De acordo com o parlamentar, o partido ainda não tem um calendário oficial para debater as candidaturas em 2022, pois aguarda as novas regras eleitorais serem votadas no Congresso Nacional.

“Ainda não existe um calendário oficial do partido para os debates para definições de candidaturas do ano que vem. A direção nacional está aguardando as definições no Congresso Nacional de possíveis mudanças na lei eleitoral para o ano que vem. De qualquer forma, aqui no Amazonas, muita gente, muitos filiados, simpatizantes, defendem que o PT lance candidatura ao governo e ao Senado, e também existe já os vários grupos vendo as indicações internas para chapas de deputado estadual e deputado federal”, disse ao Portal AM1.

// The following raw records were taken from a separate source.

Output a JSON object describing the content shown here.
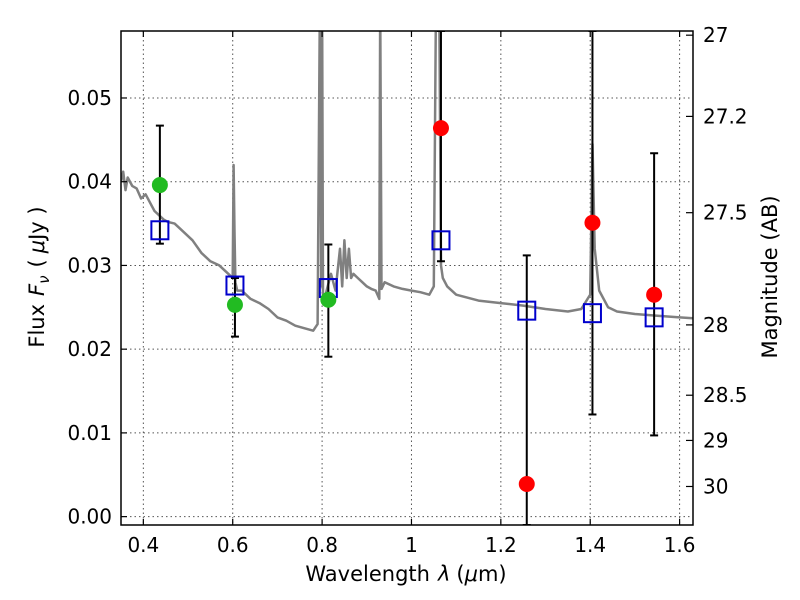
{
  "chart_data": {
    "type": "scatter",
    "xlabel_parts": [
      "Wavelength",
      "λ",
      "(",
      "μ",
      "m)"
    ],
    "ylabel_parts": [
      "Flux",
      "F",
      "ν",
      "(",
      "μ",
      "Jy )"
    ],
    "y2label": "Magnitude (AB)",
    "xlim": [
      0.35,
      1.63
    ],
    "ylim": [
      -0.001,
      0.058
    ],
    "grid": true,
    "x_ticks": [
      0.4,
      0.6,
      0.8,
      1.0,
      1.2,
      1.4,
      1.6
    ],
    "x_tick_labels": [
      "0.4",
      "0.6",
      "0.8",
      "1",
      "1.2",
      "1.4",
      "1.6"
    ],
    "y_ticks": [
      0.0,
      0.01,
      0.02,
      0.03,
      0.04,
      0.05
    ],
    "y_tick_labels": [
      "0.00",
      "0.01",
      "0.02",
      "0.03",
      "0.04",
      "0.05"
    ],
    "y2_ticks": [
      {
        "label": "27",
        "flux": 0.0575
      },
      {
        "label": "27.2",
        "flux": 0.0478
      },
      {
        "label": "27.5",
        "flux": 0.0363
      },
      {
        "label": "28",
        "flux": 0.0229
      },
      {
        "label": "28.5",
        "flux": 0.0145
      },
      {
        "label": "29",
        "flux": 0.0091
      },
      {
        "label": "30",
        "flux": 0.0036
      }
    ],
    "colors": {
      "model": "#808080",
      "model_points": "#0000cc",
      "detections": "#22bb22",
      "upper_limits": "#ff0000",
      "error_bars": "#000000"
    },
    "model_spectrum": {
      "x": [
        0.35,
        0.355,
        0.36,
        0.365,
        0.375,
        0.385,
        0.395,
        0.405,
        0.415,
        0.425,
        0.435,
        0.445,
        0.455,
        0.47,
        0.49,
        0.51,
        0.53,
        0.55,
        0.57,
        0.59,
        0.6,
        0.602,
        0.604,
        0.606,
        0.61,
        0.62,
        0.64,
        0.66,
        0.68,
        0.7,
        0.72,
        0.74,
        0.76,
        0.78,
        0.79,
        0.795,
        0.798,
        0.8,
        0.802,
        0.805,
        0.81,
        0.82,
        0.83,
        0.84,
        0.845,
        0.85,
        0.855,
        0.86,
        0.865,
        0.87,
        0.88,
        0.89,
        0.9,
        0.91,
        0.92,
        0.928,
        0.93,
        0.933,
        0.94,
        0.96,
        0.98,
        1.0,
        1.02,
        1.04,
        1.05,
        1.055,
        1.06,
        1.062,
        1.066,
        1.07,
        1.08,
        1.09,
        1.1,
        1.15,
        1.2,
        1.25,
        1.3,
        1.35,
        1.38,
        1.4,
        1.405,
        1.41,
        1.42,
        1.44,
        1.46,
        1.5,
        1.55,
        1.6,
        1.63
      ],
      "y": [
        0.04,
        0.0412,
        0.039,
        0.0405,
        0.0395,
        0.0392,
        0.038,
        0.0385,
        0.0375,
        0.0365,
        0.036,
        0.0355,
        0.0352,
        0.035,
        0.034,
        0.033,
        0.0315,
        0.0305,
        0.03,
        0.029,
        0.0285,
        0.042,
        0.034,
        0.028,
        0.027,
        0.027,
        0.026,
        0.0255,
        0.0248,
        0.0238,
        0.0234,
        0.0228,
        0.0225,
        0.0222,
        0.023,
        0.062,
        0.0275,
        0.062,
        0.026,
        0.0258,
        0.027,
        0.029,
        0.027,
        0.032,
        0.0275,
        0.033,
        0.0285,
        0.032,
        0.0285,
        0.029,
        0.0285,
        0.028,
        0.0275,
        0.0272,
        0.027,
        0.026,
        0.062,
        0.0272,
        0.028,
        0.0275,
        0.0272,
        0.027,
        0.0268,
        0.0265,
        0.0275,
        0.062,
        0.062,
        0.062,
        0.03,
        0.0285,
        0.0275,
        0.027,
        0.0265,
        0.0258,
        0.0255,
        0.0252,
        0.0248,
        0.0245,
        0.0248,
        0.0265,
        0.0445,
        0.032,
        0.027,
        0.025,
        0.0245,
        0.0242,
        0.024,
        0.0238,
        0.0237
      ]
    },
    "model_points": {
      "x": [
        0.437,
        0.605,
        0.814,
        1.066,
        1.258,
        1.405,
        1.543
      ],
      "y": [
        0.0342,
        0.0276,
        0.0273,
        0.033,
        0.0246,
        0.0243,
        0.0238
      ]
    },
    "detections": {
      "x": [
        0.437,
        0.605,
        0.814
      ],
      "y": [
        0.0396,
        0.0253,
        0.0259
      ],
      "yerr_low": [
        0.0326,
        0.0215,
        0.0191
      ],
      "yerr_high": [
        0.0467,
        0.0285,
        0.0325
      ]
    },
    "upper_limits": {
      "x": [
        1.066,
        1.258,
        1.405,
        1.543
      ],
      "y": [
        0.0464,
        0.0039,
        0.0351,
        0.0265
      ],
      "yerr_low": [
        0.0305,
        -0.001,
        0.0122,
        0.0097
      ],
      "yerr_high": [
        0.058,
        0.0312,
        0.058,
        0.0434
      ]
    }
  }
}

Na semana passada, Zé Ricardo declarou que “gostaria de ser candidato a governador” e que este é o seu “desejo afetivo”, além de afirmar que tal assunto já foi tratado com dirigentes nacionais do partido. Em sua página oficial, o deputado tem divulgado atividades na capital e no interior do Amazonas.

PODE OU NÃO PODE?

Todas as pessoas alfabetizadas com título eleitoral que têm mais de 18 anos, estão em pleno exercício de seus direitos políticos e já atingiram a idade mínima exigida para o respectivo cargo que desejam pleitear podem se candidatar em uma eleição. Porém, para lançar sua candidatura de forma correta, é preciso ficar atento a algumas regras previstas na Lei nº 9.504/1997 (Lei das Eleições) e na Resolução do Tribunal Superior Eleitoral (TSE) nº 23.610/2019.  

É permitido

Antes do período oficial de propaganda eleitoral, é permitido debater e discutir políticas públicas ligadas à saúde, segurança, economia e ao meio ambiente. Também não é considerada campanha eleitoral antecipada viajar, participar de homenagens e eventos, bem como publicar fotos e vídeos nos perfis das redes sociais. 

É proibido

Por outro lado, é proibido por lei declarar candidatura antes da hora e fazer qualquer pedido de voto de forma explícita ou implícita. O uso de outdoors para exaltar qualidades pessoais de possíveis candidatas e candidatos também não é permitido, e essa regra vale tanto no período eleitoral quanto fora dele. 

Como denunciar

Identificou alguma conduta irregular? Saiba que você, eleitora ou eleitor, pode ser fiscal do processo eleitoral. Em caso de suspeita, denuncie imediatamente às centrais de atendimento do Ministério Público Federal. A Justiça Eleitoral processará os envolvidos, mas só pode agir depois de apresentada a denúncia pelo MPF.